Hürkan : Merak mı ettin ?
Emre : Evet, Hürkan. Merak ettim seni. Odadan çıkışını göremedim. Toplantı da yoğunluktan sana bile bakamadım.
Hürkan : Şirketinden yürüme 5 dakika uzaklığında sahil var galiba. Orada oturuyorum.
Emre : Bekle, geliyorum hemen.
Hızlıca odadan çıkıp kapıyı yanlışlıkla sertçe kapatınca herkes bana baktı.
Emre : Yok bir şey, ben bir sahile inip geliyorum. Siz çalışın.

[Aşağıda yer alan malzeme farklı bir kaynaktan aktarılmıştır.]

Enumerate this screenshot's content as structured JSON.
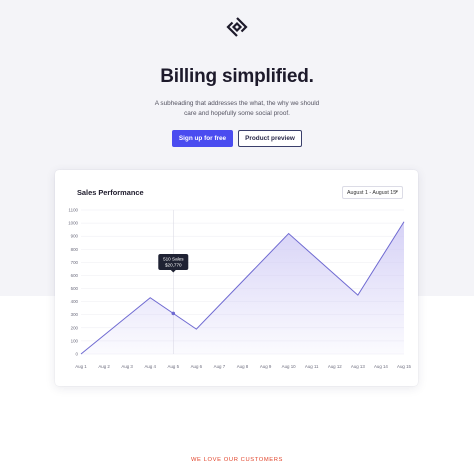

Tamam anlamında kafalarını sallayıp işlerine geri döndüler. Asansörü çağırıp beklerken önüme bir görüntü geldi... Bu ne lan ? Bir adam Hürkan'ın kafasına demir sopayı geçiriyor... Bu sırada da Hürkan " Seni her zaman seveceğim Emre " diyor. Sesini duyabiliyordum ama bu neydi ki ? Sonra gerçek hayata geri döndüm. Şaşkın şaşkın asansöre binip giriş katın düğmesine bastım ve o görüntüyü düşünmeye başladım. Bu zamana kadar böyle bir şey görmedim ve yaşamadım da. Ah, hayır. Yoksa... Ama olsaydı bu zamana kadar da olmaz mıydı ? Sonuçta Hürkan'ın akıl okuma yeteneği vampir olduğu andan beri var. Bende de öyle olmaz mıydı ? Bunu düşünürken giriş kata geldim ve koşarak şirketten çıktım. Sahile doğru koşarak gidiyorum, inşaallah gördüğüm şey gerçek olmaz ama ya gerçekse ? Ya birazdan bir adam Hürkan'ın kafasına demir sopa geçirirse ? Ya ben geç kalırsam ? Hayır, geç kalmayacağım. Bu gerçekse olmasına izin vermeyeceğim. Belki de bu Hürkan'a " Bekle, geliyorum hemen. " dediğim için gerçekleşecektir. Sonuçta insanların kararları kendi geleceklerini değiştirir. Bir örnek vermek gerekirse : Bir insanın önünde 2 seçenek var. 2 seçenekten 1'incisi kötü bir geleceğe, 2'ncisiyse iyi bir geleceğe götürür onu. Uzun bir düşünmeden sonra 1'inciyi değil de 2'nciyi seçerse kötü gelecekten kurtulup iyi bir geleceğe gider. Bunları düşünürken sahile gelmiştim bile. Hürkan adamla tartışıyordu. Yetiştim ama engellemem lazım. Hürkan beni kokumdan ve düşüncelerimden fark etmiş olacak ki bana doğru döndü. Hürkan, gel buraya. Lütfen. Sana anlatmam gereken bir şey var. Adam ! Muhtemelen Hürkan benim düşüncemi dinliyor ki " Adam ! " diye düşününce adama döndü. Adam demir sopayla Hürkan'a koşuyor, bense hızlıca koşarak Hürkan'ın önüne geçtim. Adam bana demir sopayla vurunca sopa kırıldı tabii. Adam şaşkın şaşkın baktı bir, sonra kaçtı gitti. Hürkan'ın öldüğü geleceği engelledim mi ?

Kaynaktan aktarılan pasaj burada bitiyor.